You Feel Bad--You Don't Feel Badly, Unless Your Hands Are Damaged!
by Tina Blue
August 11, 2000
SHORT, QUICK VERSION OF EXPLANATION:
~I feel sad. (not I feel sadly.)
~She feels pretty. (not She feels prettily.)
~He feels hopeless. (not He feels hopelessly.)
~They feel lighthearted. (not They feel lightheartedly.)
~This velvet feels soft. (not This velvet feels softly.)
These examples should provide evidence sufficient to demonstrate why the proper form is "I feel bad," not "I feel badly." For the grammatical explanation of why you need the adjective rather than the adverb after "feel," keep reading. Many people are confused about whether to say "I feel bad" or "I feel badly." Most people, even some English teachers I know, will erroneously choose "badly" because it sounds fancier, and probably also according to the principle that if it seems unnatural, it must be more correct. (Oh, come on--you know you sometimes assume that!) But the correct form is actually "I feel bad." There are two types of sentences in English: (1) Someone or something does something, and (2) Someone or something is or seems to be something. The verb in the first type of sentence is what we call an action verb. The verb in the second type of sentence is what we call a linking verb. (You may remember having been taught that linking verbs are "state of being" verbs, and many of them are actually derived from "to be," but the forms of "to be" are not the only verbs that can act as linking verbs.) For now, we are concerned only with the "Someone or something is or seems to be something" type of sentence--the sentence type that uses linking verbs. Some forms of "to be" serve as helping verbs (auxiliary verbs) in action verb phrases: was walking; am trying; had been reading. But when a "to be" verb stands alone or as the main verb in a verb phrase, it is a linking verb. Forms of "seem" are also linking verbs. Linking verbs have that name because their function is to link the subject of a clause with something that comes after the verb and either identifies or describes the subject.
~He is tired.
~I was helpless.
~The situation seemed hopeless.
~She is a fool.
~That's a real problem.
The "something" that follows a linking verb is called a subject complement.** This is just a fancy way of saying "subject completer." The subject complement "completes" the idea of the subject by describing it or identifying it. Since the subject of a clause is either a noun or a noun substitute, otherwise known as a substantive, anything used to describe it will be adjectival, and anything used to name or identify it will be a substantive. In other words, the subject complement slot in a clause with a linking verb can only be filled by an adjective (either a one-word adjective or an adjective phrase or clause) or a substantive (a noun or noun substitute, such as a pronoun or a noun phrase or clause). It cannot be filled by any other part of speech. Some words that can be action verbs in some utterances will be linking verbs in others. For example, if I say "The children grew tomatoes in their garden," I am describing something they did. But if I say, "The children grew restless," then I am describing what they became--i.e., in this sentence, "grew" is a linking verb, describing a "state of being." Here are a few more examples of verbs that can be either action or linking verbs, depending on the sentence:
The ship appeared on the horizon. (ACTION VERB)
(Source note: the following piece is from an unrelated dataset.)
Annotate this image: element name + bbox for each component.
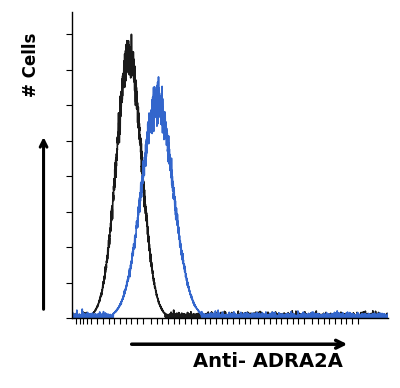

You appear tired. (= You seem to be tired. LINKING VERB)
Smell this milk. (ACTION VERB)
Does it smell sour? (= seem to be = LINKING VERB)
Feel this fabric. (ACTION VERB)
Does this fabric feel smooth to you? (= seem to be = LINKING VERB)
Let me feel your forehead. (ACTION VERB)
Do you feel sick? (= seem to be = LINKING VERB)
When you say, "I feel bad," you are expressing a state of being, similar to "I feel helpless." In both cases, you should use the adjective ("bad" or "helpless") rather than the adverb ("badly" or "helplessly), because the subject complement slot cannot be filled by an adverb.
To "feel badly" is to be incapable of effectively using your tactile organs. If my fingertips are too numb for me to tell whether that fabric is smooth or rough, then I feel badly, but the fabric itself would feel (seem to be) either smooth or rough.
**If the subject complement is a noun, it is called a predicate noun. If it is an adjective, it is called a predicate adjective. Of course, you will probably never need to know this information.